De même, si les Émirats ont trébuché, cela ne les affaiblit en rien sur le plan intérieur. Ils se targuent d’une administration publique efficace et de bonnes capacités institutionnelles, qui attirent un éventail impressionnant d’entreprises et de travailleurs venus du monde entier. Leurs réserves énergétiques sont considérables. De plus, bien que leur système politique reste aussi fermé que celui de l’Arabie saoudite, il est moins vulnérable à l’opposition interne et aux protestations publiques compte tenu de leur société plus réduite et de leurs méthodes de contrôle axées sur la technologie. Par conséquent, leurs revers au niveau régional ne se traduiront pas nécessairement par des revers internes.

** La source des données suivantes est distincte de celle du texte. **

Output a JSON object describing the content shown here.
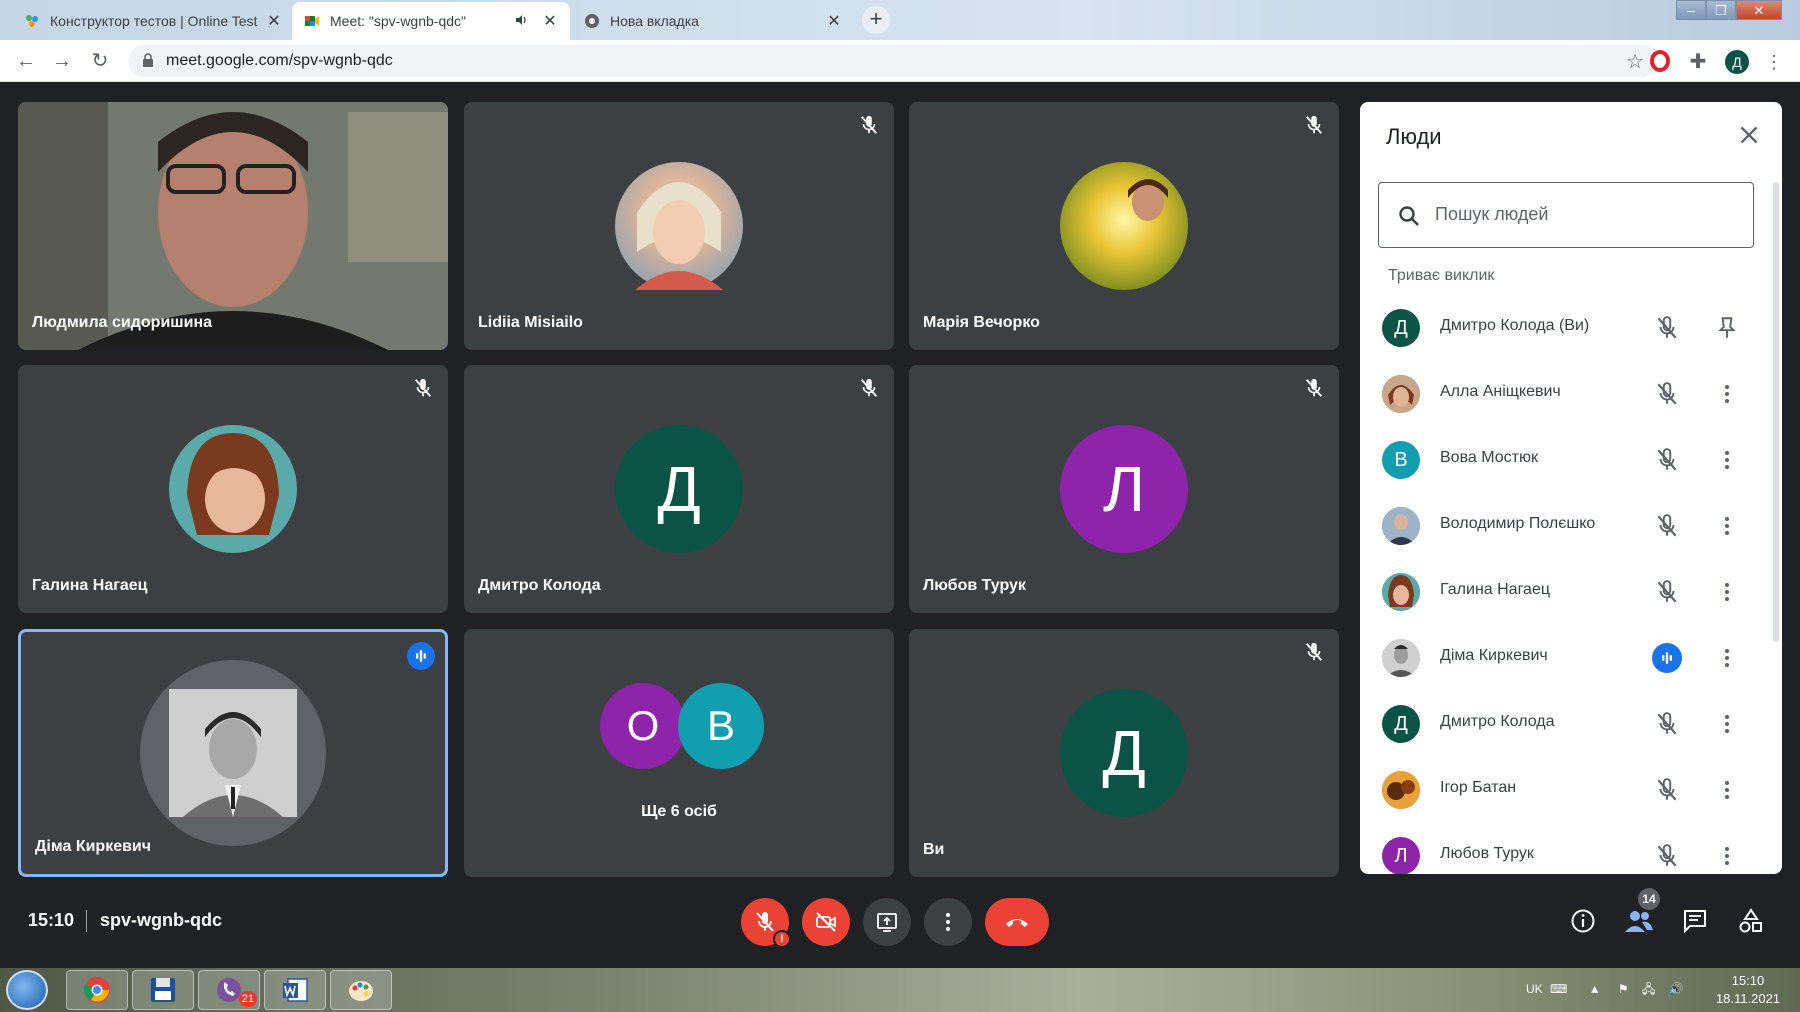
{
  "browser": {
    "tabs": [
      {
        "title": "Конструктор тестов | Online Test",
        "active": false
      },
      {
        "title": "Meet: \"spv-wgnb-qdc\"",
        "active": true
      },
      {
        "title": "Нова вкладка",
        "active": false
      }
    ],
    "url": "meet.google.com/spv-wgnb-qdc",
    "profile_letter": "Д"
  },
  "tiles": [
    {
      "name": "Людмила сидоришина",
      "type": "video",
      "muted": false
    },
    {
      "name": "Lidiia Misiailo",
      "type": "photo",
      "muted": true
    },
    {
      "name": "Марія Вечорко",
      "type": "photo",
      "muted": true
    },
    {
      "name": "Галина Нагаец",
      "type": "photo",
      "muted": true
    },
    {
      "name": "Дмитро Колода",
      "type": "letter",
      "letter": "Д",
      "color": "#0b5345",
      "muted": true
    },
    {
      "name": "Любов Турук",
      "type": "letter",
      "letter": "Л",
      "color": "#8e24aa",
      "muted": true
    },
    {
      "name": "Діма Киркевич",
      "type": "photo",
      "muted": false,
      "speaking": true
    },
    {
      "name": "Ще 6 осіб",
      "type": "group",
      "letters": [
        "О",
        "В"
      ],
      "colors": [
        "#8e24aa",
        "#129eaf"
      ]
    },
    {
      "name": "Ви",
      "type": "letter",
      "letter": "Д",
      "color": "#0b5345",
      "muted": true
    }
  ],
  "bottom": {
    "time": "15:10",
    "meeting_code": "spv-wgnb-qdc",
    "people_count": "14"
  },
  "panel": {
    "title": "Люди",
    "search_placeholder": "Пошук людей",
    "section": "Триває виклик",
    "people": [
      {
        "name": "Дмитро Колода (Ви)",
        "avatar": "letter",
        "letter": "Д",
        "color": "#0b5345",
        "status": "muted",
        "action": "pin"
      },
      {
        "name": "Алла Аніщкевич",
        "avatar": "photo",
        "color": "#9c6b4a",
        "status": "muted",
        "action": "more"
      },
      {
        "name": "Вова Мостюк",
        "avatar": "letter",
        "letter": "В",
        "color": "#129eaf",
        "status": "muted",
        "action": "more"
      },
      {
        "name": "Володимир Полєшко",
        "avatar": "photo",
        "color": "#5a6f86",
        "status": "muted",
        "action": "more"
      },
      {
        "name": "Галина Нагаец",
        "avatar": "photo",
        "color": "#8d5b3e",
        "status": "muted",
        "action": "more"
      },
      {
        "name": "Діма Киркевич",
        "avatar": "photo",
        "color": "#777777",
        "status": "speaking",
        "action": "more"
      },
      {
        "name": "Дмитро Колода",
        "avatar": "letter",
        "letter": "Д",
        "color": "#0b5345",
        "status": "muted",
        "action": "more"
      },
      {
        "name": "Ігор Батан",
        "avatar": "photo",
        "color": "#c67a1e",
        "status": "muted",
        "action": "more"
      },
      {
        "name": "Любов Турук",
        "avatar": "letter",
        "letter": "Л",
        "color": "#8e24aa",
        "status": "muted",
        "action": "more"
      }
    ]
  },
  "taskbar": {
    "viber_badge": "21",
    "lang": "UK",
    "time": "15:10",
    "date": "18.11.2021"
  }
}
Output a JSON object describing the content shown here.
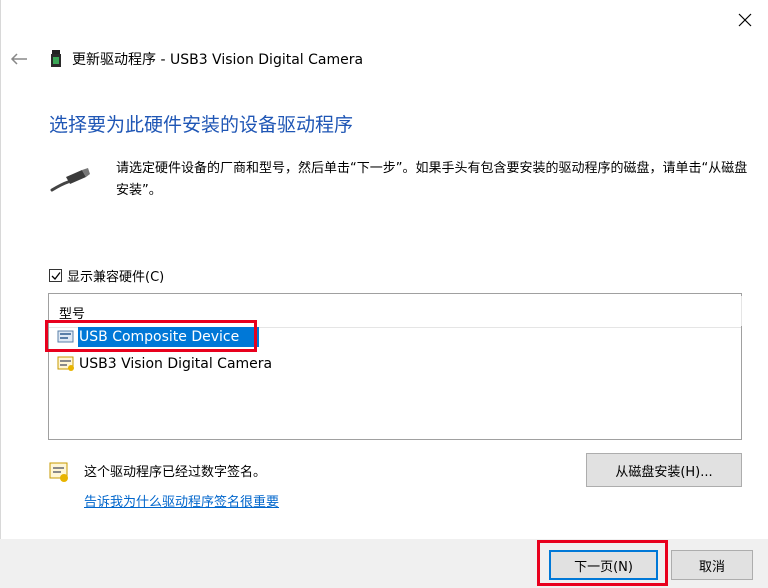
{
  "window": {
    "title": "更新驱动程序 - USB3 Vision Digital Camera",
    "close_icon": "close-icon",
    "back_icon": "back-arrow-icon"
  },
  "page": {
    "heading": "选择要为此硬件安装的设备驱动程序",
    "instructions": "请选定硬件设备的厂商和型号，然后单击“下一步”。如果手头有包含要安装的驱动程序的磁盘，请单击“从磁盘安装”。"
  },
  "compatible_checkbox": {
    "label": "显示兼容硬件(C)",
    "checked": true
  },
  "model_list": {
    "column_header": "型号",
    "items": [
      {
        "label": "USB Composite Device",
        "selected": true
      },
      {
        "label": "USB3 Vision Digital Camera",
        "selected": false
      }
    ]
  },
  "signature": {
    "status": "这个驱动程序已经过数字签名。",
    "link": "告诉我为什么驱动程序签名很重要"
  },
  "buttons": {
    "have_disk": "从磁盘安装(H)...",
    "next": "下一页(N)",
    "cancel": "取消"
  },
  "colors": {
    "accent": "#0078d7",
    "heading": "#1f56b5",
    "link": "#0066cc",
    "annotation": "#e8001d"
  }
}
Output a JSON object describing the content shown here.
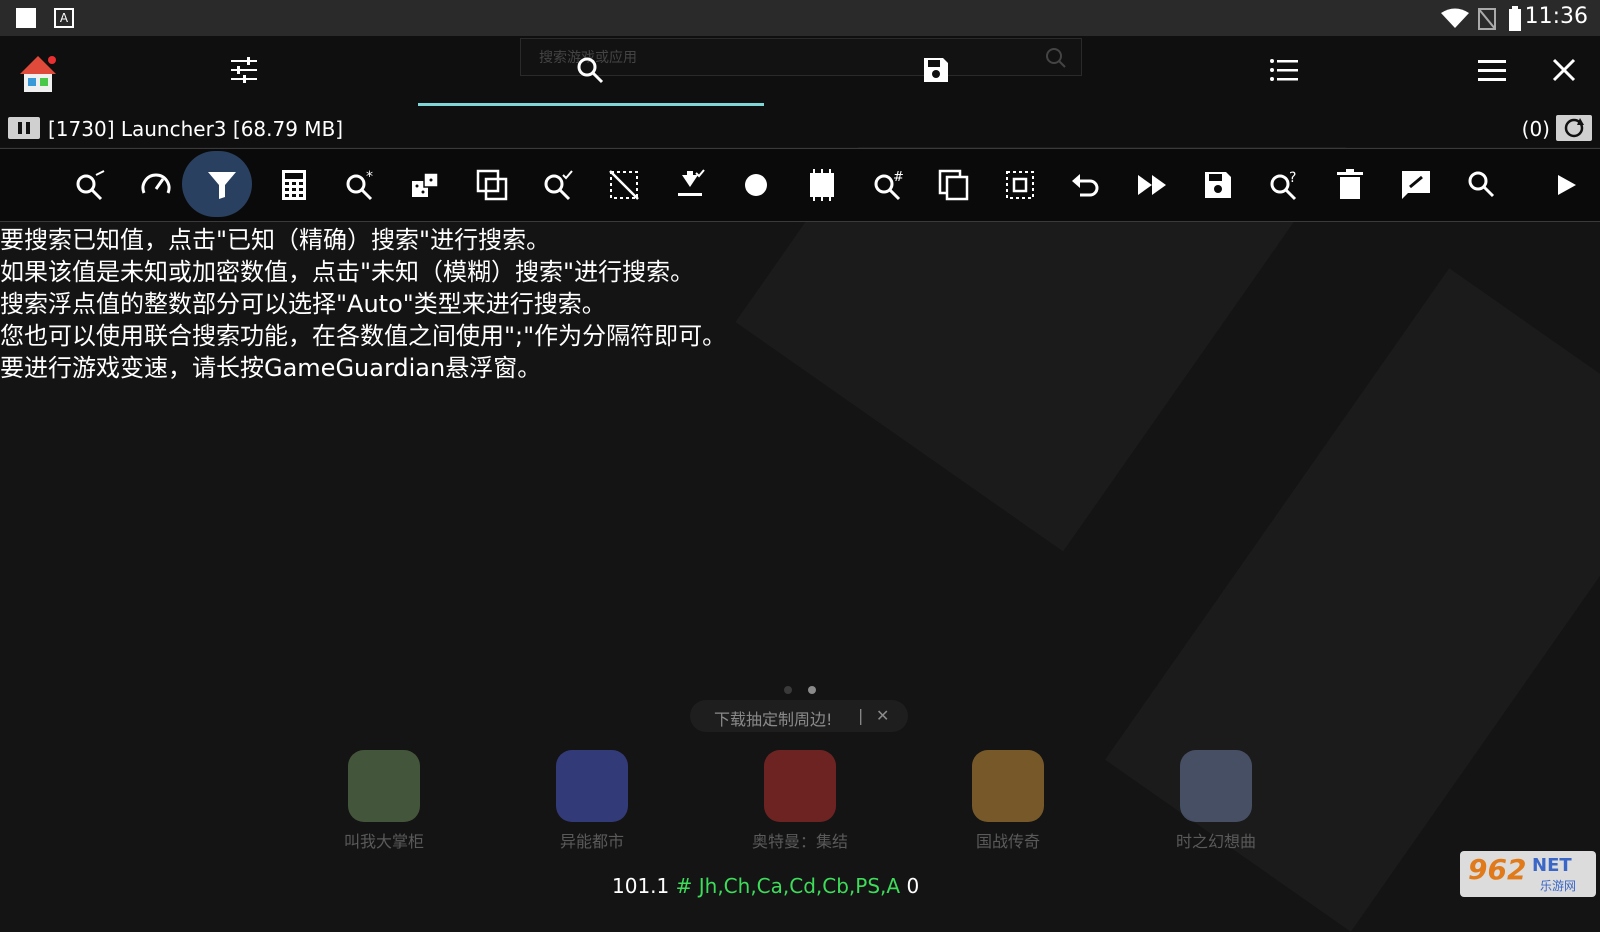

Néanmoins, le renouveau stratégique du Qatar offre des implications cruciales pour les développements régionaux. Premièrement, maintenant que les règles du jeu entre le Qatar et les Émirats arabes unis ont changé, les deux États chercheront de nouveaux terrains de compétition. La politique qatarie, par exemple, exploite ses ressources éducatives, médiatiques et culturelles pour appuyer son soft power, comme l’ont fait les Émirats. Mais le Qatar doit encore apprendre ce que les Émirats arabes unis ont déjà fait : traduire ces acquis en résultats économiques rentables, par exemple grâce à sa maîtrise de la gestion des ports, de ses investissements ainsi que de son accès aux secteurs économiques cruciaux à l’étranger.

Deuxièmement, les Émirats misent désormais sur Pékin. La présence de la Chine au Proche-Orient repose sur des accords économiques plutôt que sur des moyens militaires comme c’est le cas pour les États-Unis. Et dans le Golfe, les Émirats arabes unis se sont engagés à devenir le point d’entrée de la Chine dans la région. Ils se sont déjà présentés comme une plaque tournante majeure de la diplomatie vaccinale de Pékin, aidant à la fois à produire et à distribuer les vaccins chinois contre la COVID-19 dans le reste du monde arabe. La prochaine étape logique consiste à répondre aux intérêts chinois dans le Golfe en tant que débouchés pour sa « nouvelle route de la soie », ce qui nécessitera des accords plus complexes sur les questions logistiques, le transport et les chaînes d’approvisionnement.

En somme, deux petits États du Golfe aux ambitions démesurées entrent dans une nouvelle ère de compétition géopolitique. Et les résultats de cette confrontation restent imprévisibles.